Last week, a man stabbed a police officer with a knife, before killing himself in what authorities said was a "lone wolf" attack.
Who are the suspects?
The police said the five men and four women arrested were between the age of 15 to 39.
Besides the students, the group included a university management-level employee, a secondary school teacher, and an unemployed person.
Police said the nine people belong to a pro-independence group that called itself "Returning Valiant." They had been renting a hostel room in the heart of the city for about a month.
"They had a good division of labor among those arrested," said Senior Superintendent Steve Li of the Hong Kong Police National Security Department.
"Some of them provided money. Some are the scientists — the ones who made the bombs in the room."

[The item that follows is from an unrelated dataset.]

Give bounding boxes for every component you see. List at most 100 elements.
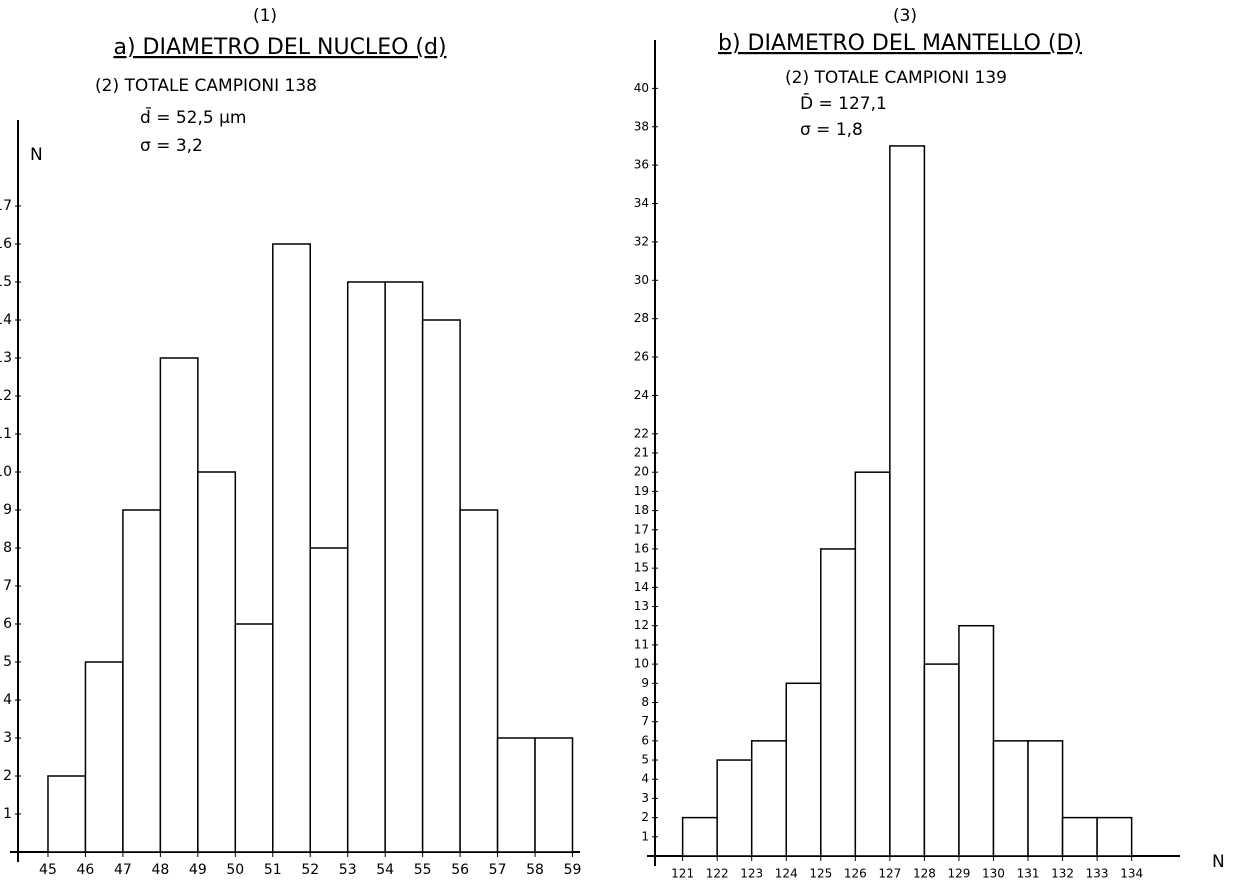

"One is responsible for the sourcing of chemicals and other materials needed for the plan, while another small group of people creates the bombs, using chemical equipment," he told reporters. "There is also a surveying team and an action team, which is responsible for laying the bombs."
What did the police find?
Authorities said they found the apparatus and raw material used for making the bombs, which have been seized.
The group was allegedly attempting to make the explosive triacetone triperoxide (TATP) in the hostel room that police described as a laboratory for bomb-making equipment.
TATP has been used in terrorist attacks worldwide, including in Israel and London.
The suspects planned to use the TATP to bomb courts, and public infrastructure such as cross-harbor tunnels and railways, in addition to placing them in public trash cans, police said.
The motive was "to maximize damage caused to the society," they said.
Police also said that they found operating manuals and about 80,000 Hong Kong dollars ($10,300 or €8,700) in cash, indicating that the group planned to flee the city after carrying out their attack.
The officers froze bank accounts with funds worth HK$600,000 linked to the suspected terror activities.